Members of any particular ras subfamily represented by a given right singular vector share a uniquely conserved set of correlated tetrapeptides we have previously referred to as a "copep motif". These motifs are explicitly described by the corresponding "left" singular vectors (lsv's) comprising a given singular triplet. The lsv's describe these copep motifs as linear combinations of the 160,000 possible tetrapeptides. Those with high positive values identify peptides found with high probability in the conserved motif of a given subfamily, while those with a high negative value identify peptides excluded with high probability. Therefore, like the rsv's, the lsv's frequently describe two distinct anti-correlated entities (in this case motifs rather than protein families) using either positive or negative values within the vector. Using essentially the same procedure described above for any given rsv, the tetrapeptides having the largest positive or largest negative projections on any given lsv were identified in order to provide a focused summary of the motifs described by that vector. For motif extraction, however, an arbitrary cut-off value (absolute value > 0.025) was used to identify dominant tetrapeptides.
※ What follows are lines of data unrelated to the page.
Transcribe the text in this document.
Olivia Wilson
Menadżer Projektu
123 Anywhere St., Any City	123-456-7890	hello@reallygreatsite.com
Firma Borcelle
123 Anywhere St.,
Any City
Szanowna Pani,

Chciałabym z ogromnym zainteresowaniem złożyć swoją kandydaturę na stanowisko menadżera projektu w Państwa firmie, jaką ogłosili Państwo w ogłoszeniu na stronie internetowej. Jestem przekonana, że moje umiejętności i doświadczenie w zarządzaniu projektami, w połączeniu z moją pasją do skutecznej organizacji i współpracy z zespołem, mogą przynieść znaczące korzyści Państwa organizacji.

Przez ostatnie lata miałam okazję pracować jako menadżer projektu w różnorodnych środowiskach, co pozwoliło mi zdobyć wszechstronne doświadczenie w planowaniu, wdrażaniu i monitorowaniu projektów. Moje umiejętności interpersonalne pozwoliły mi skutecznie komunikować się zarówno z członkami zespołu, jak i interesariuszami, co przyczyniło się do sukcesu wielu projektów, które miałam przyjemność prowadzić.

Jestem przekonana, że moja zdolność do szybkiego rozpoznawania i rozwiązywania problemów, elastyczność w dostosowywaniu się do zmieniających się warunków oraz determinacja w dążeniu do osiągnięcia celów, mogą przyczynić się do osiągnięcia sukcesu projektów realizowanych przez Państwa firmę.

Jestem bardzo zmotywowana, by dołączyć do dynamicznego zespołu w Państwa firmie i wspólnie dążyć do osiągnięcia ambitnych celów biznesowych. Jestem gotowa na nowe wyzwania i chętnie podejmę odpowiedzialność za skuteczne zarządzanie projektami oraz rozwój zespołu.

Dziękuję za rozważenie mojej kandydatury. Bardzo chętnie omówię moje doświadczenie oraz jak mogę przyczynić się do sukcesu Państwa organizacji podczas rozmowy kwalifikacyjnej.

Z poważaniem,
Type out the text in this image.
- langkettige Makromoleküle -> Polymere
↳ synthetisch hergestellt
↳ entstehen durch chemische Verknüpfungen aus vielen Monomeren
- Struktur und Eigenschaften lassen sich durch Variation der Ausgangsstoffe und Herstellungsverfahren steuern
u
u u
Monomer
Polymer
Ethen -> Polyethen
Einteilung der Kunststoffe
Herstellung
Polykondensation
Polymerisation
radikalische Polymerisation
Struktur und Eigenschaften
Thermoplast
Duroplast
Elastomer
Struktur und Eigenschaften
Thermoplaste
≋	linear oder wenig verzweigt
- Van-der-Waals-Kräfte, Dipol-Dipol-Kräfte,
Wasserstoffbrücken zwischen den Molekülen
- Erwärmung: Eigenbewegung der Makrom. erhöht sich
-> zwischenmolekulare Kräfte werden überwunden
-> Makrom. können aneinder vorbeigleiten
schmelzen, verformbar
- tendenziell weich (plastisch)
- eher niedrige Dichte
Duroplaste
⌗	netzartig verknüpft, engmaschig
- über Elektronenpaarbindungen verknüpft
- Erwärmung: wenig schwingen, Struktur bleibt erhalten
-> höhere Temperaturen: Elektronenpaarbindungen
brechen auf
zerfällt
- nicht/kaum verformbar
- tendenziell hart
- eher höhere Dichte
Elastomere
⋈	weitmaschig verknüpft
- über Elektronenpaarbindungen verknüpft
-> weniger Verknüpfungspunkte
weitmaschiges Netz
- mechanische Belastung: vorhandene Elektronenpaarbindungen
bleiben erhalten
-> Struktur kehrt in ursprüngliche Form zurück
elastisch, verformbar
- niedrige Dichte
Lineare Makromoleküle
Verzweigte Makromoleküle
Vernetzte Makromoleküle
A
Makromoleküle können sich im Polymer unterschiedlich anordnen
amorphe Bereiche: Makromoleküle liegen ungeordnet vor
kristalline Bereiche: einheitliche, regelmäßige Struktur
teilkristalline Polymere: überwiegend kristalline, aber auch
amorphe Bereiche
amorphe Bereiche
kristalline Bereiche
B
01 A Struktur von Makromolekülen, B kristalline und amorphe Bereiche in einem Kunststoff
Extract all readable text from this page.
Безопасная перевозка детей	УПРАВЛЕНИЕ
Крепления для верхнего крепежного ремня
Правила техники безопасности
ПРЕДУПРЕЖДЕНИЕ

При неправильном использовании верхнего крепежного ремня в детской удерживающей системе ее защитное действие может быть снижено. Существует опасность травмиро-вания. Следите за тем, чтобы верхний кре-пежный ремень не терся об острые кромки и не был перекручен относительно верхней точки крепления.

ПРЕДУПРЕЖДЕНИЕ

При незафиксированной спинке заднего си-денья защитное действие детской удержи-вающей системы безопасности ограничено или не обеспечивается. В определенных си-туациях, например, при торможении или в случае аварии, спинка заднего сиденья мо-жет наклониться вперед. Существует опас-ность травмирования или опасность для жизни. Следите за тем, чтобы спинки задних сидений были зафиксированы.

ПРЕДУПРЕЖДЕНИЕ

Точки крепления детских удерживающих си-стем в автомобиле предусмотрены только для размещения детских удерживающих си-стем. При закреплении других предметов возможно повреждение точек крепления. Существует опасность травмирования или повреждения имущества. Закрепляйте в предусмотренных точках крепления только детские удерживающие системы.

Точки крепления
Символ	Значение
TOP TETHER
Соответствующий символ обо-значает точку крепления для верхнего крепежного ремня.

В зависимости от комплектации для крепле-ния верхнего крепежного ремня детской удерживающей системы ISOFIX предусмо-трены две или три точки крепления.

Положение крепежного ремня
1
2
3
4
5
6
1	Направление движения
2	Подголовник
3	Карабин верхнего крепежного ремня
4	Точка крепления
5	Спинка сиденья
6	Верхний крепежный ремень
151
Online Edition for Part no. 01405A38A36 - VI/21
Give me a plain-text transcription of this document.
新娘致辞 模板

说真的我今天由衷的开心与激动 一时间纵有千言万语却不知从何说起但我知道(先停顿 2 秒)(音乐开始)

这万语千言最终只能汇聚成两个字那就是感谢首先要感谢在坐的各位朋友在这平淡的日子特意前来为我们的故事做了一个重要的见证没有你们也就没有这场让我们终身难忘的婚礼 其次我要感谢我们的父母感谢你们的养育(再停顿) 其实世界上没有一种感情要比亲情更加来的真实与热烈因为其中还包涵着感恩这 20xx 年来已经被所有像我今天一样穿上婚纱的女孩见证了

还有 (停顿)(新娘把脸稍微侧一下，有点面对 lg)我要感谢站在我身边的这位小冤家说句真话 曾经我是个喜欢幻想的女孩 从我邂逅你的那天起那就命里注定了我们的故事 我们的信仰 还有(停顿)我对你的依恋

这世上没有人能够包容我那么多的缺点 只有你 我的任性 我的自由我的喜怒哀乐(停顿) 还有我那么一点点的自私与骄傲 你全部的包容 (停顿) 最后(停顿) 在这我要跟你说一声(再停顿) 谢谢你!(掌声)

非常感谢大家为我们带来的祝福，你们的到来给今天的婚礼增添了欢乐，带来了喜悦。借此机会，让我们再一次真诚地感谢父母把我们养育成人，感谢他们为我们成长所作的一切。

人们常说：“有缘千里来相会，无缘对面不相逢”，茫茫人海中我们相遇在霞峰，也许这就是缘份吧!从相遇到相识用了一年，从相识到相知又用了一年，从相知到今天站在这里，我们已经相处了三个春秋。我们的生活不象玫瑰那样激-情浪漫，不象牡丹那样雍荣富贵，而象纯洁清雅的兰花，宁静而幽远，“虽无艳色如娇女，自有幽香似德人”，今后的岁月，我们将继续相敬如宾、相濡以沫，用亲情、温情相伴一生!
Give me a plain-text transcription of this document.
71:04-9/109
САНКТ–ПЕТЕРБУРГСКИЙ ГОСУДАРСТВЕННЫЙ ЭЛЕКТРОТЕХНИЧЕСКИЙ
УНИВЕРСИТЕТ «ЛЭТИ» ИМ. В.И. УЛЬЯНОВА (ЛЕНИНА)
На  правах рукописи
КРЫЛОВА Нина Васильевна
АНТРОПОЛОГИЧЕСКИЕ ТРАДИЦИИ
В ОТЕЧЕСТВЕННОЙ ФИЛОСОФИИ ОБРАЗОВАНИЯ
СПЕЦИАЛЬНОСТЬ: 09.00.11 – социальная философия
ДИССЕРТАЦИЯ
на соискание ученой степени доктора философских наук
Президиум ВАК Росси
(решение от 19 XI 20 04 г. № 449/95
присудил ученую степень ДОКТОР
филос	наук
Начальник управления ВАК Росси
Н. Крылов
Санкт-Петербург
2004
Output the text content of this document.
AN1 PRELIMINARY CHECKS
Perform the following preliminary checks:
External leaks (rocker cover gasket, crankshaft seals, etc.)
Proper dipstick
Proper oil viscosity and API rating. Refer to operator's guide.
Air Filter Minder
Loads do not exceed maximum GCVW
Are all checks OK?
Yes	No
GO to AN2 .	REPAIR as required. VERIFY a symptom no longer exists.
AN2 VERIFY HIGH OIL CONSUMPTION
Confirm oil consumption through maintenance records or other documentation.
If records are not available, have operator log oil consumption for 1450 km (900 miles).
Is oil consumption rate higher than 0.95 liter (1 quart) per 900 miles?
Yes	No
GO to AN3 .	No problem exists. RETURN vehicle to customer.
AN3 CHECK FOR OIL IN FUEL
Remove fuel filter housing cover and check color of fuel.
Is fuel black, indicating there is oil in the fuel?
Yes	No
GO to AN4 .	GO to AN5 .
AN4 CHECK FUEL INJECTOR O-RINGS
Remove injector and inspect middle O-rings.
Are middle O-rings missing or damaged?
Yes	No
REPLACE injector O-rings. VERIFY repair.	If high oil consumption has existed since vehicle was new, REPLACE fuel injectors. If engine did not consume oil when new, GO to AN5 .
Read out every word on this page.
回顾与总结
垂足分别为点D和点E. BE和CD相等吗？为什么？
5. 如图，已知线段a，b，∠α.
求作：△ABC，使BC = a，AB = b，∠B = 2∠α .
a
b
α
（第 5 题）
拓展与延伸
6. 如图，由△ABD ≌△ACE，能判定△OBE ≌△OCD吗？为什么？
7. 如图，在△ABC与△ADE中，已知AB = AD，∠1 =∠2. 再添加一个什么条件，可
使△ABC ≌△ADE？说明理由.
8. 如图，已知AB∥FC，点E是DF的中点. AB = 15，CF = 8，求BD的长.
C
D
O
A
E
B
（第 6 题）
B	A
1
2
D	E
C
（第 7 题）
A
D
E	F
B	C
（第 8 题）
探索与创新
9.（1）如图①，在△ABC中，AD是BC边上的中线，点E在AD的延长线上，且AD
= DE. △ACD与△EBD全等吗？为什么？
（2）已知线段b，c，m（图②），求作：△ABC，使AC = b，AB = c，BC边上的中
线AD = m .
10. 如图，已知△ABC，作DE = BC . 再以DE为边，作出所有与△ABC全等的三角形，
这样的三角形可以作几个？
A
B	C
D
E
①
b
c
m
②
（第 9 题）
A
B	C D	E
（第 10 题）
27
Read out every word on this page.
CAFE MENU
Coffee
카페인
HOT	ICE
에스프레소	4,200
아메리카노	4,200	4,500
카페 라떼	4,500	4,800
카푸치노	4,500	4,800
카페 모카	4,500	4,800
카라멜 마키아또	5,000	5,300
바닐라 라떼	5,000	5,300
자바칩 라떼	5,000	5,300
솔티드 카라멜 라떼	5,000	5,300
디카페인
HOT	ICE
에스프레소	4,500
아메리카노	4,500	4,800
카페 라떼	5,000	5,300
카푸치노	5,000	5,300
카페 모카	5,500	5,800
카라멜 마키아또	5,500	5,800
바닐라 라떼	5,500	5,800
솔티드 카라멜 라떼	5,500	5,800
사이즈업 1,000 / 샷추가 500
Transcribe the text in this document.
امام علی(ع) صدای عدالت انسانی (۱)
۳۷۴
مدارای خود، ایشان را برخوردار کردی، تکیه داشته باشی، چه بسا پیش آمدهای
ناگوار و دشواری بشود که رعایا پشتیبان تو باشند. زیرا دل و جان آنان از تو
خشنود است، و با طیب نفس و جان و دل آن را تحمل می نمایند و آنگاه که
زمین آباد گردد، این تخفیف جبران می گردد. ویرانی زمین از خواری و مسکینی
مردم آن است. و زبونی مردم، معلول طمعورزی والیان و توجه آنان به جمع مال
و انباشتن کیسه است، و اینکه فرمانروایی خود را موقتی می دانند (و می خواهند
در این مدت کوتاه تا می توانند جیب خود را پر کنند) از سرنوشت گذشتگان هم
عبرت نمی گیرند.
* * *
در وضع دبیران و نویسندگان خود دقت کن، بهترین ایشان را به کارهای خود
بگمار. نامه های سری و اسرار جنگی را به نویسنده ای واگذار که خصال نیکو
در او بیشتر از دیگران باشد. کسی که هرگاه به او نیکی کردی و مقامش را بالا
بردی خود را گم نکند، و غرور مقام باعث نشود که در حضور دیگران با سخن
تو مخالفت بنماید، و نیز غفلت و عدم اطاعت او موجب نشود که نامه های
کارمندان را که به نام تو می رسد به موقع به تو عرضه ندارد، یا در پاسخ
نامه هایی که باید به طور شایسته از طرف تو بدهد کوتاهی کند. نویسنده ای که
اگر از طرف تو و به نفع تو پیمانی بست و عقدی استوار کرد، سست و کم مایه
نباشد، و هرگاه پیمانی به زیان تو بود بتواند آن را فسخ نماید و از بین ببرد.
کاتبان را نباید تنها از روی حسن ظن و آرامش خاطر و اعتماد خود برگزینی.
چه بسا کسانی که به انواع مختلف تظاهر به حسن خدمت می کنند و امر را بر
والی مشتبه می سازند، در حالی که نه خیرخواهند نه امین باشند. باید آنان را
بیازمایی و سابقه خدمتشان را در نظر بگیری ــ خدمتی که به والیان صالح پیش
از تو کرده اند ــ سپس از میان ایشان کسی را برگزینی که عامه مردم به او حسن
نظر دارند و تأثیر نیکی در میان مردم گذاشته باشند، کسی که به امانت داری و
In most cases, it is possible to cluster the resulting short list of dominant tetrapeptides into several uninterrupted copep strings formed by tetrapeptides that overlap in 3 of 4 consecutive amino acid positions. Using this procedure, one long copep string was identified for each of the singular triplets listed in Table 2. The length of the identified long copep string and its corresponding E-value (resulting from pairwise BLAST) are provided as a summary in the last column. The precise amino acid sequences of the long copep strings identified for all listed vectors are provided in a supplementary table [see Additional file 1]. The E-values listed provide a measure of the specificity with which each corresponding protein is identified by the copep string extracted from a given lsv. Its important to note that the long copep string provides only an approximate summary of the lsv from which it is extracted, yet the small E-values clearly indicate that the vast majority of the proteins identified in Table 2 are very specifically recognized by their corresponding copep string.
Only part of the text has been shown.